Remote Work Enjoys Its Moment
In other business news, COVID-19 forced many companies to make the shift to remote work. Making that transition spur of the moment was a costly venture for some. With those with full or partial work-from-home policies already in place, the transition was much smoother and much less expensive.
Online-based industries and businesses, like web design companies, were well-equipped to adjust to the change. Other industries, on the other hand, incurred extra expenses for home systems, employee laptops, and other necessary equipment — and they incurred these costs all at once.
Even so, most industries can ultimately cut costs by allowing remote work. According to Fast Company, renting office space eats up 10 to 15% of a business’s profits. By switching to fully remote work, companies can save on these costs. For those who (eventually) want to implement a partial work-from-home policy, using less electricity and resources during the day still significantly curbs costs, according to recent business news.

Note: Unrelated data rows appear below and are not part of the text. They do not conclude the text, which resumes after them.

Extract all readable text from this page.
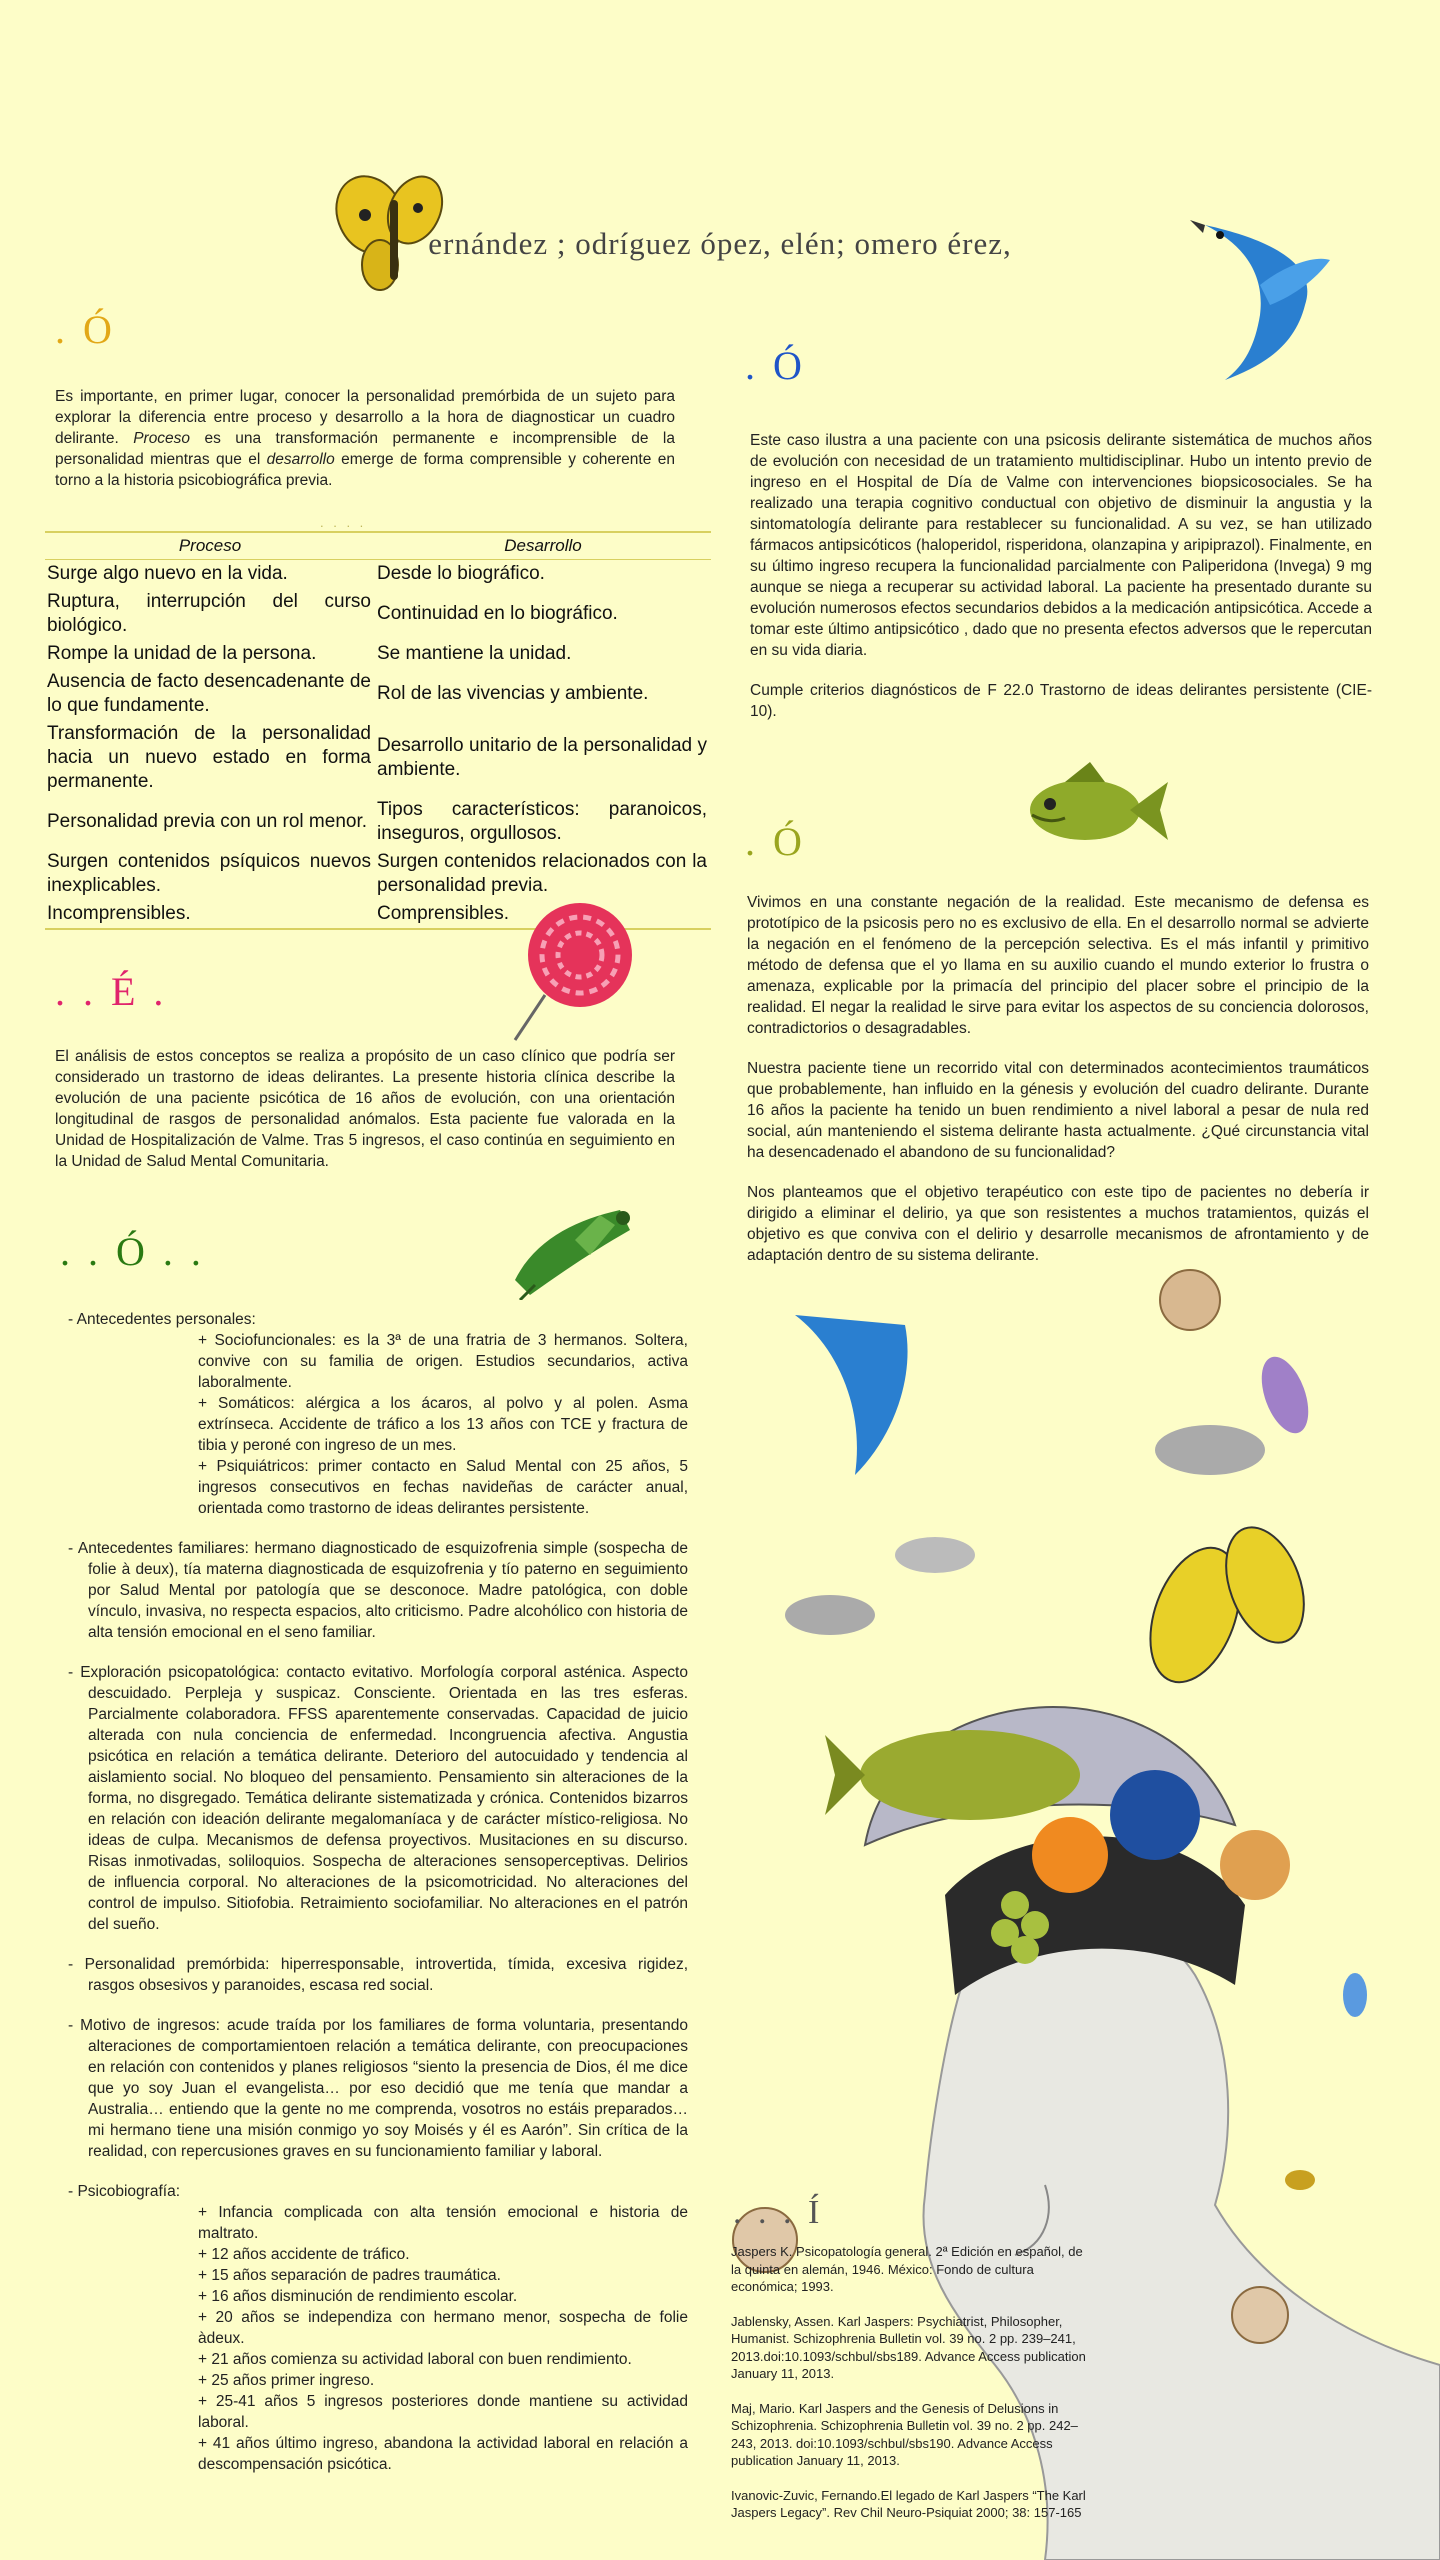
ernández ; odríguez ópez, elén; omero érez,
. Ó
Es importante, en primer lugar, conocer la personalidad premórbida de un sujeto para explorar la diferencia entre proceso y desarrollo a la hora de diagnosticar un cuadro delirante. Proceso es una transformación permanente e incomprensible de la personalidad mientras que el desarrollo emerge de forma comprensible y coherente en torno a la historia psicobiográfica previa.
. . . .
Proceso	Desarrollo
Surge algo nuevo en la vida.	Desde lo biográfico.
Ruptura, interrupción del curso biológico.	Continuidad en lo biográfico.
Rompe la unidad de la persona.	Se mantiene la unidad.
Ausencia de facto desencadenante de lo que fundamente.	Rol de las vivencias y ambiente.
Transformación de la personalidad hacia un nuevo estado en forma permanente.	Desarrollo unitario de la personalidad y ambiente.
Personalidad previa con un rol menor.	Tipos característicos: paranoicos, inseguros, orgullosos.
Surgen contenidos psíquicos nuevos inexplicables.	Surgen contenidos relacionados con la personalidad previa.
Incomprensibles.	Comprensibles.
. . É .
El análisis de estos conceptos se realiza a propósito de un caso clínico que podría ser considerado un trastorno de ideas delirantes. La presente historia clínica describe la evolución de una paciente psicótica de 16 años de evolución, con una orientación longitudinal de rasgos de personalidad anómalos. Esta paciente fue valorada en la Unidad de Hospitalización de Valme. Tras 5 ingresos, el caso continúa en seguimiento en la Unidad de Salud Mental Comunitaria.
. . Ó . .
- Antecedentes personales:
+ Sociofuncionales: es la 3ª de una fratria de 3 hermanos. Soltera, convive con su familia de origen. Estudios secundarios, activa laboralmente.
+ Somáticos: alérgica a los ácaros, al polvo y al polen. Asma extrínseca. Accidente de tráfico a los 13 años con TCE y fractura de tibia y peroné con ingreso de un mes.
+ Psiquiátricos: primer contacto en Salud Mental con 25 años, 5 ingresos consecutivos en fechas navideñas de carácter anual, orientada como trastorno de ideas delirantes persistente.
- Antecedentes familiares: hermano diagnosticado de esquizofrenia simple (sospecha de folie à deux), tía materna diagnosticada de esquizofrenia y tío paterno en seguimiento por Salud Mental por patología que se desconoce. Madre patológica, con doble vínculo, invasiva, no respecta espacios, alto criticismo. Padre alcohólico con historia de alta tensión emocional en el seno familiar.
- Exploración psicopatológica: contacto evitativo. Morfología corporal asténica. Aspecto descuidado. Perpleja y suspicaz. Consciente. Orientada en las tres esferas. Parcialmente colaboradora. FFSS aparentemente conservadas. Capacidad de juicio alterada con nula conciencia de enfermedad. Incongruencia afectiva. Angustia psicótica en relación a temática delirante. Deterioro del autocuidado y tendencia al aislamiento social. No bloqueo del pensamiento. Pensamiento sin alteraciones de la forma, no disgregado. Temática delirante sistematizada y crónica. Contenidos bizarros en relación con ideación delirante megalomaníaca y de carácter místico-religiosa. No ideas de culpa. Mecanismos de defensa proyectivos. Musitaciones en su discurso. Risas inmotivadas, soliloquios. Sospecha de alteraciones sensoperceptivas. Delirios de influencia corporal. No alteraciones de la psicomotricidad. No alteraciones del control de impulso. Sitiofobia. Retraimiento sociofamiliar. No alteraciones en el patrón del sueño.
- Personalidad premórbida: hiperresponsable, introvertida, tímida, excesiva rigidez, rasgos obsesivos y paranoides, escasa red social.
- Motivo de ingresos: acude traída por los familiares de forma voluntaria, presentando alteraciones de comportamientoen relación a temática delirante, con preocupaciones en relación con contenidos y planes religiosos “siento la presencia de Dios, él me dice que yo soy Juan el evangelista… por eso decidió que me tenía que mandar a Australia… entiendo que la gente no me comprenda, vosotros no estáis preparados… mi hermano tiene una misión conmigo yo soy Moisés y él es Aarón”. Sin crítica de la realidad, con repercusiones graves en su funcionamiento familiar y laboral.
- Psicobiografía:
+ Infancia complicada con alta tensión emocional e historia de maltrato.
+ 12 años accidente de tráfico.
+ 15 años separación de padres traumática.
+ 16 años disminución de rendimiento escolar.
+ 20 años se independiza con hermano menor, sospecha de folie àdeux.
+ 21 años comienza su actividad laboral con buen rendimiento.
+ 25 años primer ingreso.
+ 25-41 años 5 ingresos posteriores donde mantiene su actividad laboral.
+ 41 años último ingreso, abandona la actividad laboral en relación a descompensación psicótica.
. Ó

Este caso ilustra a una paciente con una psicosis delirante sistemática de muchos años de evolución con necesidad de un tratamiento multidisciplinar. Hubo un intento previo de ingreso en el Hospital de Día de Valme con intervenciones biopsicosociales. Se ha realizado una terapia cognitivo conductual con objetivo de disminuir la angustia y la sintomatología delirante para restablecer su funcionalidad. A su vez, se han utilizado fármacos antipsicóticos (haloperidol, risperidona, olanzapina y aripiprazol). Finalmente, en su último ingreso recupera la funcionalidad parcialmente con Paliperidona (Invega) 9 mg aunque se niega a recuperar su actividad laboral. La paciente ha presentado durante su evolución numerosos efectos secundarios debidos a la medicación antipsicótica. Accede a tomar este último antipsicótico , dado que no presenta efectos adversos que le repercutan en su vida diaria.

Cumple criterios diagnósticos de F 22.0 Trastorno de ideas delirantes persistente (CIE-10).

. Ó

Vivimos en una constante negación de la realidad. Este mecanismo de defensa es prototípico de la psicosis pero no es exclusivo de ella. En el desarrollo normal se advierte la negación en el fenómeno de la percepción selectiva. Es el más infantil y primitivo método de defensa que el yo llama en su auxilio cuando el mundo exterior lo frustra o amenaza, explicable por la primacía del principio del placer sobre el principio de la realidad. El negar la realidad le sirve para evitar los aspectos de su conciencia dolorosos, contradictorios o desagradables.

Nuestra paciente tiene un recorrido vital con determinados acontecimientos traumáticos que probablemente, han influido en la génesis y evolución del cuadro delirante. Durante 16 años la paciente ha tenido un buen rendimiento a nivel laboral a pesar de nula red social, aún manteniendo el sistema delirante hasta actualmente. ¿Qué circunstancia vital ha desencadenado el abandono de su funcionalidad?

Nos planteamos que el objetivo terapéutico con este tipo de pacientes no debería ir dirigido a eliminar el delirio, ya que son resistentes a muchos tratamientos, quizás el objetivo es que conviva con el delirio y desarrolle mecanismos de afrontamiento y de adaptación dentro de su sistema delirante.

. . . Í

Jaspers K. Psicopatología general. 2ª Edición en español, de la quinta en alemán, 1946. México: Fondo de cultura económica; 1993.

Jablensky, Assen. Karl Jaspers: Psychiatrist, Philosopher, Humanist. Schizophrenia Bulletin vol. 39 no. 2 pp. 239–241, 2013.doi:10.1093/schbul/sbs189. Advance Access publication January 11, 2013.

Maj, Mario. Karl Jaspers and the Genesis of Delusions in Schizophrenia. Schizophrenia Bulletin vol. 39 no. 2 pp. 242–243, 2013. doi:10.1093/schbul/sbs190. Advance Access publication January 11, 2013.

Ivanovic-Zuvic, Fernando.El legado de Karl Jaspers “The Karl Jaspers Legacy”. Rev Chil Neuro-Psiquiat 2000; 38: 157-165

A staggering 75% of business owners and leaders expect COVID-19 to significantly impact day-to-day operations, PwC writes. While some industries are likely to feel these effects more than others, there are things business owners can do across industry lines to help keep their businesses afloat. Here are a few things to keep in mind:
Stay on top of current business news and marketing trends. Forbes suggests that it is time to stay as current as possible. Tailor new marketing campaigns to recent events and recent concerns. Rebrand if necessary.
Use the power of comparison. Identify businesses in your industry that are doing particularly well — or even flourishing — in spite of the current circumstances. Take notes. See if you can adopt any of their strategies or adapt any of their strategies for your business.
Think about the big picture. The amount of business news surrounding COVID-19 or business advice about the pandemic can be overwhelming. Make sure to consider the possible long-term effects of the pandemic, not just what is happening in the next few months or weeks. Your business will do best if you can reasonably anticipate how things might change — if they will change — for good in your industry after the pandemic is over and a sense of normality begins to return.
Recent business news is like any other news right now: brimming with uncertainty. While we do not know exactly how the pandemic will play out and how exactly businesses will operate after, we do know what industries are faring better than others and what small steps businesses owners can take to protect the future of their company.